Demonstration or discussion meeting? New rules for protests on campus create ambiguity

10 Jun 2024

The new measures regarding protests on campus are causing noticeable confusion among security and police. This was evident this afternoon during a brief gathering of pro-Palestine protestors in the Erasmus building.

The mayor of Nijmegen was very clear in his decision last weekend: Protesting is only allowed in car park P7 on the Heyendaalseweg next to the sports centre, and only between 08:00 and 20:00 o’clock. So: there will be no new encampments, and certainly no barricades or occupations.

Reason enough for the activists to change course today, right after the new rules went into effect. No sit-ins, protest marches, or occupations. Instead, they are holding a discussion meeting on the right to protest.

No disrupting exams

Location: Study room 2.51 in the Erasmus Building. ‘The room was empty,’ says spokesperson Ties. ‘We deliberately took into account that we wouldn’t disrupt exams. We wouldn’t want that ourselves, of course.’

During the discussion, it appeared that the new rules still raised some questions among the security guards, as well as among the police officers who arrived later. The meeting attracted mainly students and some staff members, as well as about ten journalists. Those present were soon told by security that they had to identify themselves with a student ID. After a few refusals, security discussed matters with spokesperson Ties in the corridor.

‘We really are here to discuss with each other’

Ties informed them that this is purely an educational discussion, and that the students will leave the classroom again at 13:30. ‘No further actions or protests are planned,’ he says. Meanwhile, students entered and exited the classroom. A few covered their faces when a photographer reached for a camera. But otherwise, no face-covering clothing is seen. No large Palestine flags or banners today either – and certainly no graffiti. ‘We really are here to discuss with each other,’ says Ties.
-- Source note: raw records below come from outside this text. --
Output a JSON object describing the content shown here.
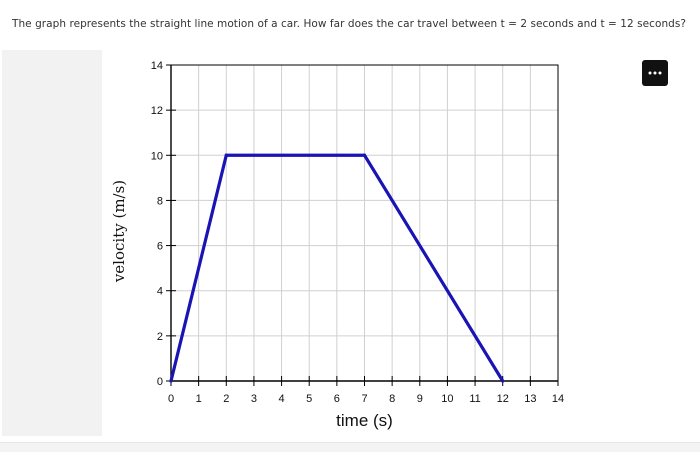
{
  "question": {
    "text": "The graph represents the straight line motion of a car. How far does the car travel between t = 2 seconds and t = 12 seconds?"
  },
  "toolbar": {
    "more_icon": "more-horizontal-icon"
  },
  "colors": {
    "line": "#1a14b4",
    "grid": "#d0d0d0",
    "axis": "#000000",
    "menu_button": "#111111"
  },
  "chart_data": {
    "type": "line",
    "xlabel": "time (s)",
    "ylabel": "velocity (m/s)",
    "xlim": [
      0,
      14
    ],
    "ylim": [
      0,
      14
    ],
    "x_ticks": [
      0,
      1,
      2,
      3,
      4,
      5,
      6,
      7,
      8,
      9,
      10,
      11,
      12,
      13,
      14
    ],
    "y_ticks": [
      0,
      2,
      4,
      6,
      8,
      10,
      12,
      14
    ],
    "grid": true,
    "series": [
      {
        "x": [
          0,
          2,
          7,
          12
        ],
        "y": [
          0,
          10,
          10,
          0
        ]
      }
    ]
  }
}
Security talked among themselves, with officers joining them a little later. There appears to be a lot of confusion about what is and is not allowed according to the new rules. This afternoon’s discussion was not requested in advance by the students and because people from outside the university are also present, it is not allowed, according to a security guard. But these are students forming a discussion group; that is the purpose of a university, the protesters reply.

Journalist or troublemaker

Distrust towards those present at the discussion meeting is also quite noticeable. For instance, a security guard tells a policeman that she does not trust a journalist from De Gelderlander without a press pass. She had seen him walking ‘among the ringleaders’ just last week during the occupation of Thomas van Aquinostraat 1. The policeman says he recognizes the boy as a journalist from earlier; the press pass hanging round his neck moments later is a welcome clarification.

However, at 13:25, five minutes before the end of the discussion, security and police still intervene. They indicate that anyone without a student ID is not welcome in the study area. Journalists were also asked to leave. Those who do start a discussion end up being addressed in an intimidating tone by an officer present. ‘Are you really going to drag journalists out of the room?’, spokesperson Ties wonders aloud.

‘Such spaces are not meant for other purposes, such as a meeting, when not scheduled’

Once the media present were waiting around the corner, security guards blocked off part of the corridor. Only people in possession of a Radboud pass – employee or student – are allowed past it. After a roughly 15-minute break, the protestors continue their discussion. Around 14:00, the largest group leaves the room, with a handful remaining behind to study.

The fact that people without a Radboud pass had to leave the room is because the rooms are meant for teaching activities or study purposes. This was made clear by a spokesperson for the university. ‘Think of studying for exams or collaborating on study-related assignments. These rooms are not meant for other purposes, such as a meeting, when it is not scheduled. In this case, the room was not booked, which is why student cards were asked for.’

When asked why the press was also turned away today, unlike during previous actions by the protest group, the spokesperson could not yet give an explicit answer this afternoon.